It wouldn't surprise me if Portal 3 is released at some point. I'm skeptical, but I'm not outruling it. The game is whacky enough that there are probably a lot of interesting and cool things that can be implemented into a worthy successor.
I am, on the other hand, utterly convinced that HL3 is not going to happen. The previous two were groundbreaking, stretching limits of what one can do with a physics engine. I'm having a hard time imagining that it can be pulled off a 3rd time, simply because I am unable to imagine any sory of content that would all:
a) fit with the series so that it still feels like a HL game
b) interesting enough to allow for the innovation that the previous two games had
c) good enough to justify a new game rather than just a tech demo
I sincerely hope that my opinion on the matter is simply a matter of failure of imagine, and that a good HL successor is released at some point, but sadly I think I'm right on this one.
Half-Life: Alyx is mostly what I hoped we'd get from HL3, inasmuch as it hits your points a & b for sure, and IMHO c (though I know that's not agreed on by everyone).
It had great action and expository setpieces (avoiding spoilers), and the (albeit relatively simple) puzzles definitely added something to Half-Life that really worked for me.
Unfortunately it didn't solve all VR issues (melee being an obvious one), and not least of which the cost. I played it on a cheap (~$100), janky old WMR headset, but not everyone can do that without vomiting, so a great PC and good headset are a hefty price, which is probably the biggest hurdle for a full-scale 3 in VR. Especially considering there just aren't many other games worth making that investment in, IMHO. I played the hell out of Alyx, a little of a few other games...but Alyx was the pinnacle of what VR could do for me.
The golden age of gaming was the late SNES/early playstation era.
Graphics were beautiful, games were long and generally had incredible, immersive, and even heart wrenching stories.
Unlike today, where the focus on hyperrealism, generally at the expense of story and definitely performance. but hey, its only 6 hours long and you get to pay 80 dollars for it, so thats great, right?
1999 was such an amazing year in my gaming life. Rollercoaster Tycoon, Mechwarrior 3, Battlezone II, and Unreal Tournament. So, so many hours of my life spent in those. That was like, 5 years ago, right?

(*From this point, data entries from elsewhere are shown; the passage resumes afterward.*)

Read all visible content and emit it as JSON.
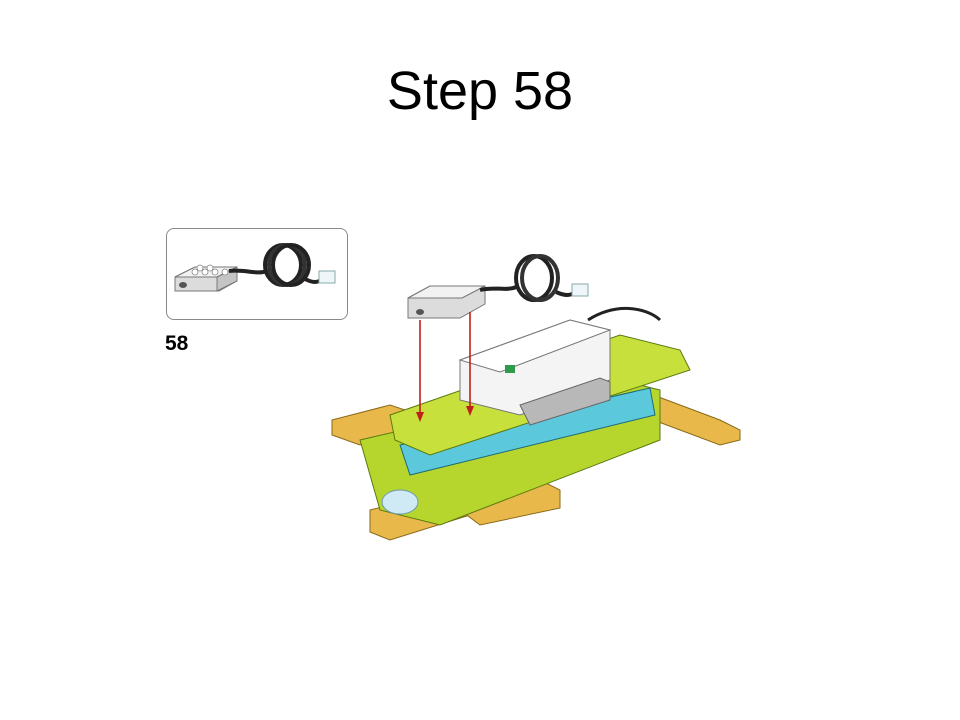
{
  "slide": {
    "title": "Step 58"
  },
  "callout": {
    "step_number": "58",
    "part_icon": "medium-motor-icon"
  },
  "assembly": {
    "model_icon": "turtle-model-icon",
    "arrow_icon": "down-arrow-icon",
    "colors": {
      "lime": "#c8e03c",
      "tan": "#e8b84a",
      "azure": "#5cc8dc",
      "white": "#f4f4f4",
      "gray": "#b8b8b8",
      "cable": "#2a2a2a",
      "arrow": "#c0201a"
    }
  }
}
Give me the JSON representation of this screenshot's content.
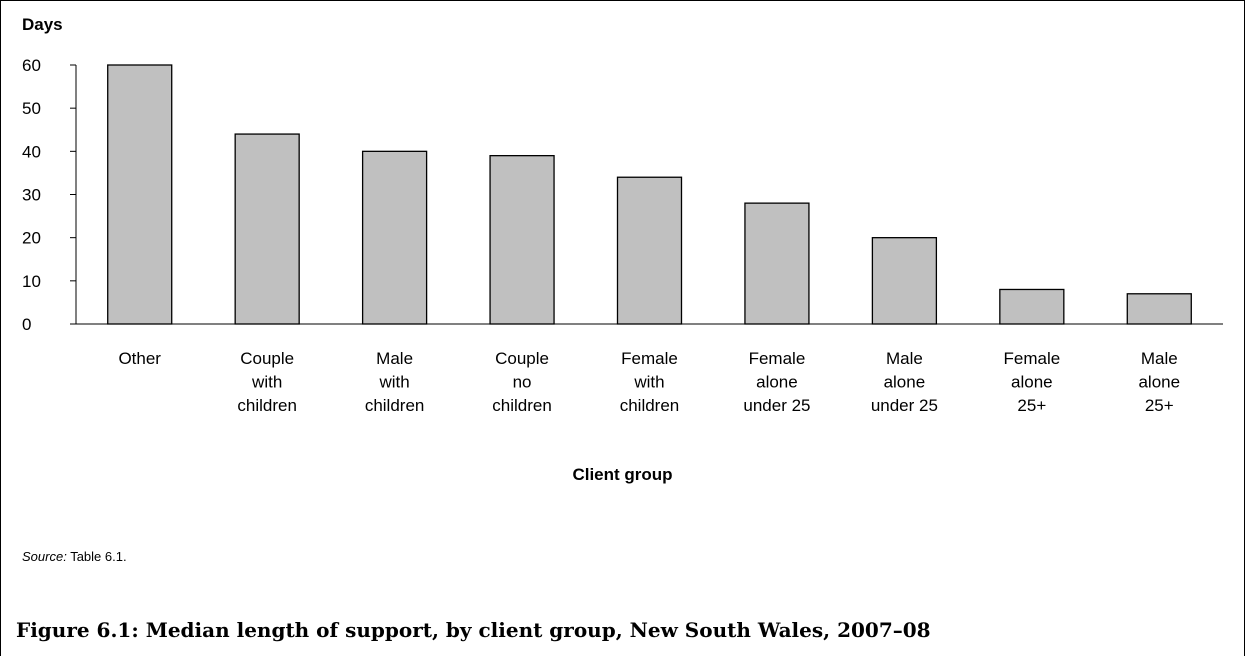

Do you really? Dang, I'm so jealous. I still have my original discs for I and II, at least. Yeah, my brother and I loved those as well. My dad worked in IT for EDS at the time, and got some old laptops on the cheap. So, I remember my brother and I laying on the living room floor, playing BZ facing each other over the IR ports. We started implementing gentleman's agreements, like no killing scavengers and no attacking your opponent's base for 30 minutes. It became a cold war game, where we would max out our units, and just spy on each other. Maybe send a single fighter over to poke at defenses. Then, I'd send over the mass of APCs I was hiding away from my base, and just annihilate everything.
And BZII had such a great mod scene! We loved XMod. We'd always say no nukes, but we always made them anyway.
I know MechWarrior gets all the praise and hype, but I genuinely love this specific title. It's peak isometric turn-based strategy and I love it.
Although that may have something to do with scoring that MadCat in the first or second level. I think it's supposed to give your Commando mechs a bad time, but I lit up the oil refinery next to it and lucked into getting the pilot to eject. The thing was completely salvageable and I absolutely dominated the first half of the game with it. Good times.
I only ever beat it back in the day by using the game guide lol! That was long enough ago that the game guide was an actual paper book I had to find at a store and pay real money for! Well, my mom paid for it anyway lol
I was well into adulthood when that came out. If you want to make me feel old, remind me that the Atari 5200 came out 42 years ago. And almost no one bought it. And the people who did regretted it. And now it's only old people like me who remember it even existed.
Went into CEX the other week, and saw PS1 games I'd bought when I was already an adult with a job, being sold second hand for more than I'd originally bought them for.
The local oldies station summer concert features Vanilla Ice, Tone Loc, Tag Team and some other 90s bands, so now I kind of want to buy a walker and some tennis balls since my childhood is considered oldies.
Forget Shadow, I was there when ICO was first released. Probably even within a month (if not week) of it's official release. At the time it looked like no other game. Very atmospheric and contemplative.
I love that Fallout is now thought of as a first-person game, but it started as a turn-based isometric team RPG in 1997 which was, itself, a near-remake of a 1988 game, which I spent hours playing as a kid.
They're amazing. I highly recommend it if you like games in that style. The first two Baldur's Gates were also like that (I haven't played the latest).
Tactics Ogre Reborn came out in late 2022 for Switch, PlayStation 4 and 5, and PC.
That game is a remaster of another title called Tactics Ogre: Let Us Cling Together, which came out for the PSP in November 2010 in Japan. This puts it 12 years before Reborn.
But the PSP game was itself is a remake of a game with the same name that came out originally for the Super Famicom in October 1995, 15 years before its remake and 27 years before the remaster of that remake.